African Barrick Gold (ABG) is negotiating with the government to recover a whopping US$ 65 million (about 107.9bn/) as Value Added Tax (VAT) refunds accumulated over years due to overly bureaucratic procedures for refunding.
The firm enjoys special VAT relief as part of various tax incentives and exemptions extended to investors in the mining sector. ABG is Tanzania's largest gold producer and one of the five largest gold producers in Africa.
It currently operates three producing mines in the country -- Bulyanhulu, Buzwagi and North Mara, as well as several exploration projects at various stages of development in Tanzania and Kenya.
The company listed on the London Stock Exchange and Dar es Salaam Stock Exchange (DSE) and is a constituent of the FTSE 250 Index. ABG is a unit of Barrick Gold Corporation, the largest gold mining company in the world, with its headquarters in Toronto, Ontario, Canada.
Tanzania is currently the fourth largest gold producer after South Africa, Ghana and Mali. The ABG Chief Executive Officer, Brad Gordon said they were in negotiations with the government to address the problem that is making procurement of local supplies expensive.
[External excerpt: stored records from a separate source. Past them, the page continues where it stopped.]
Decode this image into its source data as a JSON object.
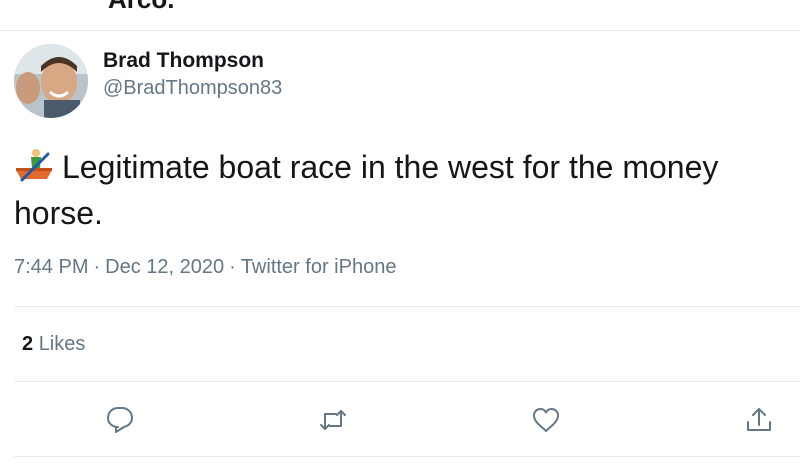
{
  "previous_tweet": {
    "cut_text": "Arco."
  },
  "author": {
    "display_name": "Brad Thompson",
    "handle": "@BradThompson83"
  },
  "tweet": {
    "emoji": "person-rowing-boat-emoji",
    "text": "Legitimate boat race in the west for the money horse."
  },
  "meta": {
    "time": "7:44 PM",
    "separator": "·",
    "date": "Dec 12, 2020",
    "source": "Twitter for iPhone"
  },
  "stats": {
    "likes_count": "2",
    "likes_label": "Likes"
  },
  "actions": {
    "reply_icon": "reply-icon",
    "retweet_icon": "retweet-icon",
    "like_icon": "heart-icon",
    "share_icon": "share-icon"
  },
  "colors": {
    "text": "#14171a",
    "secondary": "#657786",
    "divider": "#e6ecf0"
  }
}
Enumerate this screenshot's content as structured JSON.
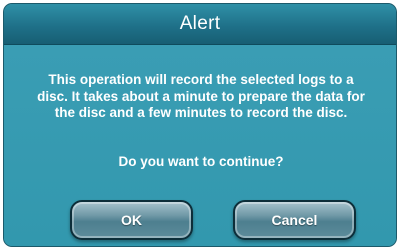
{
  "dialog": {
    "title": "Alert",
    "message": "This operation will record the selected logs to a disc. It takes about a minute to prepare the data for the disc and a few minutes to record the disc.",
    "question": "Do you want to continue?",
    "buttons": {
      "ok_label": "OK",
      "cancel_label": "Cancel"
    }
  },
  "colors": {
    "titlebar": "#1f7189",
    "body": "#3a9db4",
    "button": "#6f98a6",
    "text": "#ffffff"
  }
}
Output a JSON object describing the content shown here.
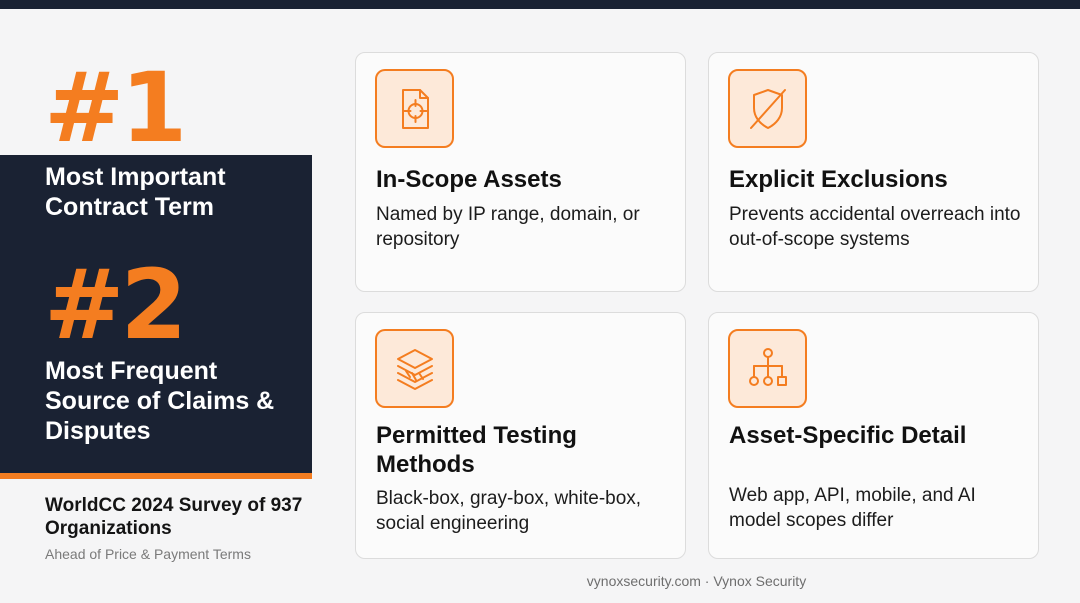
{
  "stats": {
    "first_rank": "#1",
    "first_label": "Most Important Contract Term",
    "second_rank": "#2",
    "second_label": "Most Frequent Source of Claims & Disputes",
    "source": "WorldCC 2024 Survey of 937 Organizations",
    "sub_source": "Ahead of Price & Payment Terms"
  },
  "cards": [
    {
      "title": "In-Scope Assets",
      "body": "Named by IP range, domain, or repository",
      "icon": "document-target-icon"
    },
    {
      "title": "Explicit Exclusions",
      "body": "Prevents accidental overreach into out-of-scope systems",
      "icon": "shield-off-icon"
    },
    {
      "title": "Permitted Testing Methods",
      "body": "Black-box, gray-box, white-box, social engineering",
      "icon": "layers-icon"
    },
    {
      "title": "Asset-Specific Detail",
      "body": "Web app, API, mobile, and AI model scopes differ",
      "icon": "hierarchy-icon"
    }
  ],
  "footer": "vynoxsecurity.com · Vynox Security",
  "colors": {
    "accent": "#f47d20",
    "dark": "#1a2233",
    "background": "#f5f5f6"
  }
}
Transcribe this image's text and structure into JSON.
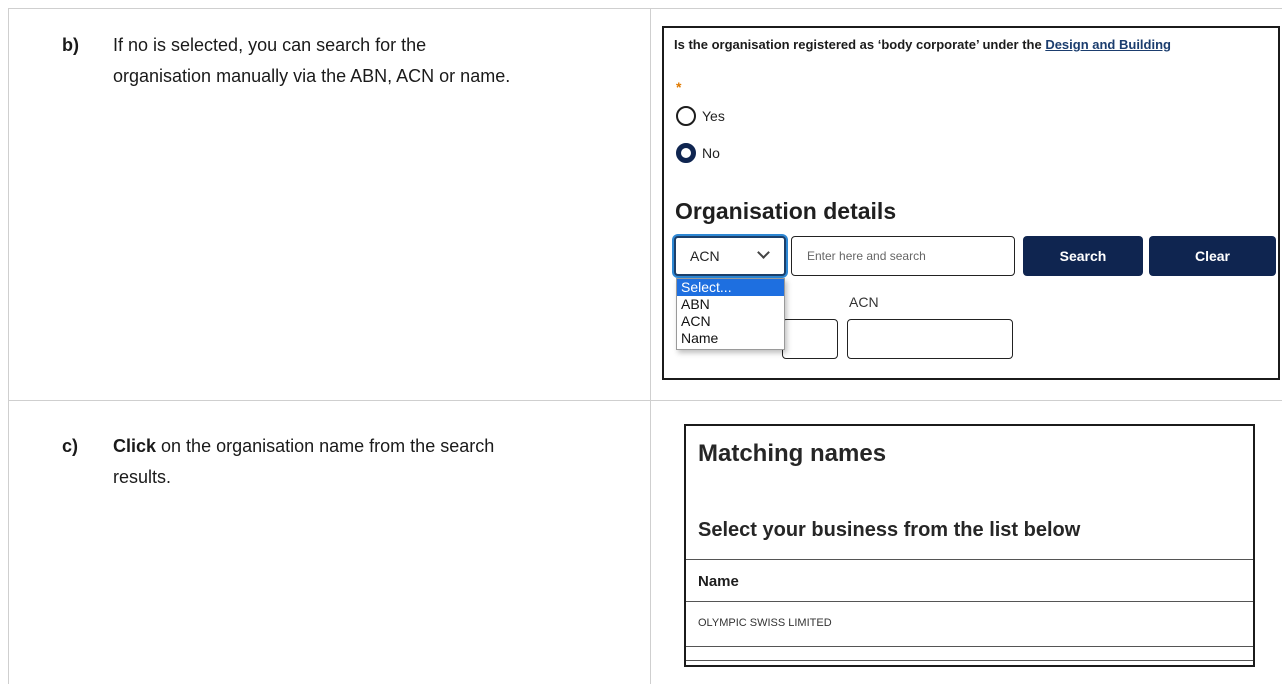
{
  "step_b": {
    "letter": "b)",
    "line1": "If no is selected, you can search for the",
    "line2": "organisation manually via the ABN, ACN or name."
  },
  "step_c": {
    "letter": "c)",
    "bold": "Click",
    "line1_rest": " on the organisation name from the search",
    "line2": "results."
  },
  "form": {
    "question": "Is the organisation registered as ‘body corporate’ under the ",
    "question_link": "Design and Building",
    "required_marker": "*",
    "radio_yes": "Yes",
    "radio_no": "No",
    "selected_radio": "No",
    "section_title": "Organisation details",
    "search_type_value": "ACN",
    "search_placeholder": "Enter here and search",
    "search_button": "Search",
    "clear_button": "Clear",
    "acn_label": "ACN",
    "dropdown_options": [
      "Select...",
      "ABN",
      "ACN",
      "Name"
    ],
    "dropdown_highlighted": "Select..."
  },
  "results": {
    "title": "Matching names",
    "subtitle": "Select your business from the list below",
    "column_header": "Name",
    "rows": [
      "OLYMPIC SWISS LIMITED"
    ]
  },
  "colors": {
    "primary_navy": "#0f2550",
    "link": "#1b3d6e",
    "required": "#e07a00",
    "highlight": "#1e6fe0",
    "focus_ring": "#2e88d4"
  }
}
"The amount accumulated is very high and it seems its recovery would take long time. As it stands it makes it expensive to procure our supplies locally," he told reporters in Dar es Salaam last week at a presentation of ABG's economic and tax contribution to Tanzania in 2013.
ABG which contributed about 1.4tr/- (US$ 855 million) to the economy last year, equivalent to about three per cent of the total economy, enjoys special VAT relief as part of various tax incentives and exemptions extended to investors in the mining sector.
The special VAT relief, includes exemption from VAT on imports and local supplies of goods and services to mining companies and their subcontractors The ABG Chief Financial Officer, Andrew Wray said the mining finds it expensive to procure locally due to overly bureaucratic procedures to recover value added tax refunds.
The mining company with three mines, Bulyanhulu, North Mara and Buzwagi, spent a total of US$ 769 million to procure goods and services where US$ 448 of goods and services were purchased from suppliers in Tanzania, according to a study by Ernest &Young, a global accounting firm.
The study whose results were presented in Dar es Salaam last week show ABG contributed 1.4tr/- (US$ 855 million) to the economy last year representing about three per cent of the total economy.
However, the 2013 contribution was down from about 1.62tr/- (U$ $980 million) contributed in 2012 which comprised of slightly over three per cent of the economy. Total tax contribution for of the mining company was estimated to reach 316bn/- (US$ 197 million) in 2013 down from 450bn/- (US $275) million in 2012.
The study revealed that indirect and induced contribution of the African Barrick Gold for 2013 reached 853bn/- (US$ 531million) down from 1.17tr/- (US$706 million) recorded in 2012. Tanzania is currently Africa's fourth largest gold producer after South Africa, Ghana and Mali.